On November 30, 2009, the Canadian Association of Pension Supervisory Authorities (CAPSA) released a consultation paper on "The Prudence Standard and the Roles of the Plan Sponsor and Plan Administrator in Pension Plan Funding and Investment" for comment.

The consultation paper is part of CAPSA's strategic initiative to promote consistency in the governance of pension funds and funding by:

  • examining the issues surrounding the application of the prudent person rule; and
  • developing a common approach to funding policies, recognizing the link to fund governance.
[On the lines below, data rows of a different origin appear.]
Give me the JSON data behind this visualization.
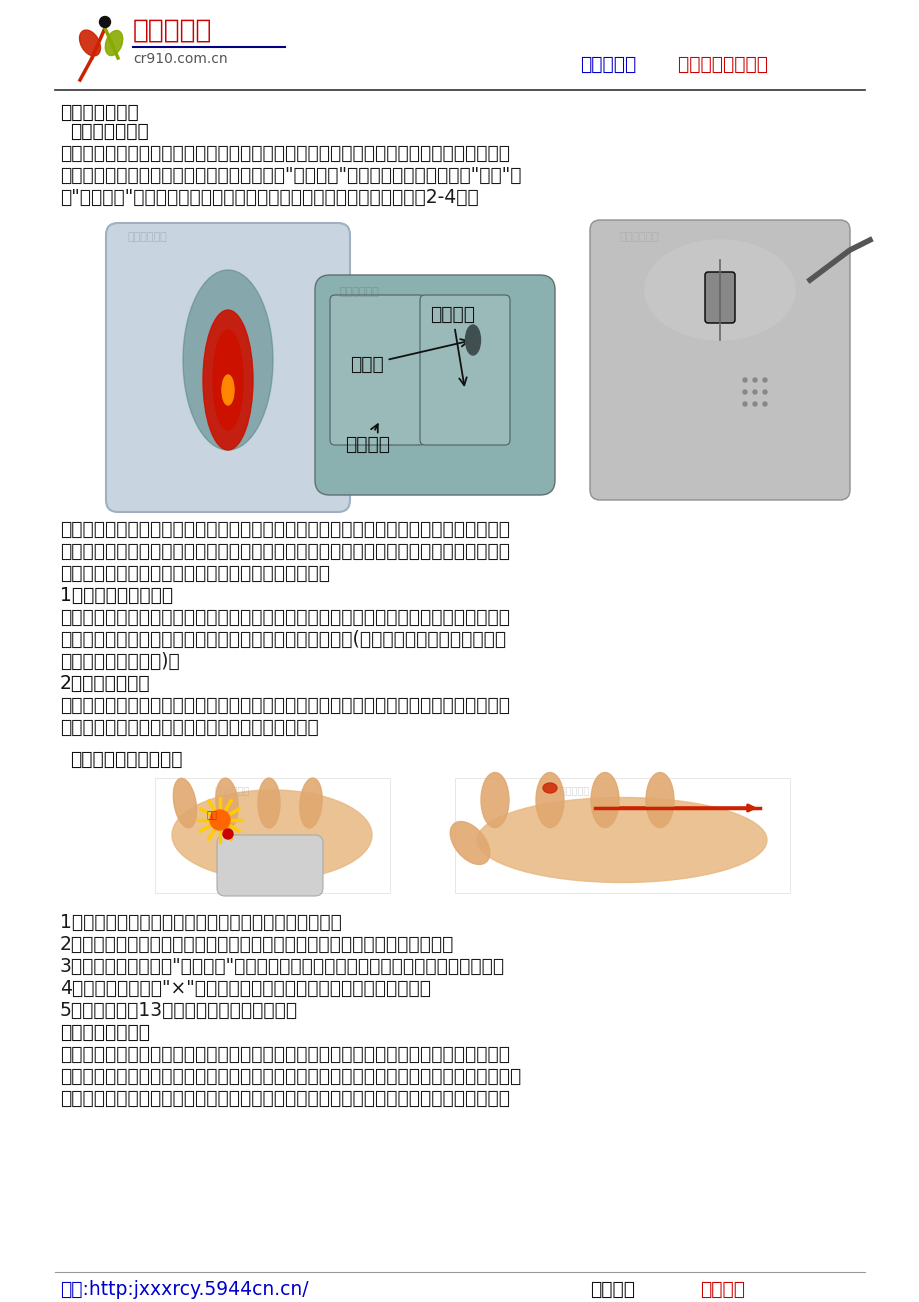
{
  "bg_color": "#ffffff",
  "header": {
    "logo_text": "丛蓉教辅园",
    "logo_subtext": "cr910.com.cn",
    "header_right1": "丛蓉教辅园",
    "header_right2": "  教辅资源免费下载",
    "header_right_color1": "#cc0000",
    "header_right_color2": "#cc0000"
  },
  "section_title": "三、与鼠标交友",
  "subsection1": "（一）教师讲解",
  "para1_lines": [
    "同学们第一次与计算机玩，就要学习与鼠标交朋友，因为计算机最听鼠标的话。鼠标的品种",
    "和形状非常多。有的鼠标下面有一个小球，叫\"机械鼠标\"；有的下面有一个发光的\"小灯\"，",
    "叫\"光电鼠标\"。鼠标上面有左右两个按钮，有的中间还有一个小滚轮（图2-4）。"
  ],
  "mouse_label1": "小滚轮",
  "mouse_label2": "鼠标右键",
  "mouse_label3": "鼠标左键",
  "para2_lines": [
    "光电鼠标现在请同学们看看你的鼠标是什么样子，再摸一摸，感觉一下你手里的鼠标。大家",
    "看看，鼠标上有两个长得有点像小老鼠耳朵的两个键：左边的一个我们把它叫做鼠标左键；",
    "那么右边的一个我们把它叫做鼠标的右键。能记住吗？"
  ],
  "label1_title": "1、握鼠标的基本姿势",
  "para3_lines": [
    "手握鼠标，不要太紧，就像把手放在自己的膝盖上一样，使鼠标的后半部分恰好在掌下，食",
    "指和中指分别轻放在左右按键上，拇指和无名指轻夹两侧。(先请一个同学试一下。再请另",
    "外一个同学也试一下)。"
  ],
  "label2_title": "2、鼠标拖动动作",
  "para4_lines": [
    "先移动光标到对准对象，按下左键不要松开，通过移动鼠标将对象移到预定位置，然后松开",
    "左键，这样您可以将一个对象由一处移动到另一处。"
  ],
  "subsection2": "（二）试一试，想一想",
  "numbered_items": [
    "1．上、下、左、右移动鼠标，看看鼠标指针怎么移动。",
    "2．将鼠标移动到桌面一个图标上，点一下鼠标左键，你看到图标有什么变化？",
    "3．将鼠标移动到图标\"我的电脑\"上，快速点两下鼠标左键，看一看，发生了什么现象。",
    "4．再把鼠标移动到\"×\"按钮上，单击鼠标左键，你又看到了什么现象？",
    "5．你能照书上13页的样子摆图吗？试试吧。"
  ],
  "section4_title": "四、跟我学关机。",
  "para5_lines": [
    "小朋友早上起来的第一件事是睁开眼晴，那上床后我们会把眼晴闭上。然后开始休息。电脑",
    "同样如此。我们最后也要让电脑把眼晴闭上，要不然电脑就休息不好，他会生气的。同学们，",
    "快下课了，我们该与计算机说再见了，看老师操作，欢迎下次再来，希望你能成为计算机的"
  ],
  "footer_left": "网址:http:jxxxrcy.5944cn.cn/",
  "footer_right_black": "欢迎您来",
  "footer_right_red": "免费下载"
}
Although the consultation paper primarily focuses on defined benefit pension plans, it aims at providing guidance to pension plans of all types and sizes. The guidelines contained in the paper, if adopted, are not legal requirements, but are best practices. These guidelines provide useful clarification of the separate and distinct roles of a plan sponsor and a plan administrator and practical guidance and assistance to plan sponsors and plan administrators in pension plan funding and investment.

The consultation paper consists of the following main components:

  • Background. Under this part, the objectives of the guidelines are set out. The paper confirms the industry understanding of the different roles of a plan sponsor and a plan administrator (and the dual roles of an employer, as plan sponsor and administrator, in a single-employer pension plan with different responsibilities). It explains those governance principles in CAPSA's Pension Plan Governance Guideline which are applicable to funding and investment processes.
  • The Prudent Person Rule. The prudent person rule is an important concept throughout the paper. This rule applies to fiduciaries (like plan administrators) in performing their duties. The rule emphasizes processes (i.e., procedural prudence) rather than end results. Comprehensive governance documents, effective decision-making processes, properly documented delegation procedures and monitoring, ongoing risk and performance monitoring, proper code of conduct and communication policy are stated to be key elements of procedural prudence. The importance of procedural prudence is apparent since when the regulator examines a plan administrator's funding and investment activities, the regulator focuses on the process that was used, looking for evidence that the prudent person rule was applied to investments and that due diligence was exercised for funding and investment activities.
  • Funding. The paper distinguishes between the funding issues of a defined benefit (DB) pension plan and those of a defined contribution (DC) pension plan. The major concern of a DB pension plan is to ensure that sufficient assets will be maintained to deliver the promised pension benefits on an ongoing basis. The paper suggests that plan sponsors of DB pension plans adopt a funding policy to address this issue. The major funding issue of a DC pension plan is the adequacy of employer and employee contributions to produce the initially intended post-retirement income level. The paper recommends that a plan sponsor of a DC pension plan periodically review the adequacy of contributions to address this concern. The paper discusses the advantages of having a funding policy and the key components of such a policy. It recognizes the close inter-relationship between the funding policy and the statement of investment policies and procedures (SIPP) of a DB pension plan and the special considerations applicable in developing the funding policy of a multiemployer pension plan.
  • Investment. The paper stresses the important fiduciary responsibility of a plan administrator in the prudent investment of the pension fund's assets. In assessing whether a plan administrator has discharged its responsibility, the administrator's conduct and decision-making process, rather than the result (gain or loss) of a particular investment decision, will be examined. One of the recommendations of the paper is the adoption of an overall investment policy by a plan administrator to complement the mandatory SIPP required by pension legislation. An investment policy is broader in scope and more detailed in outlining administrative procedures.

Stakeholders are invited to provide their feedback (in particular, on the specific questions raised by CAPSA) by January 29, 2010.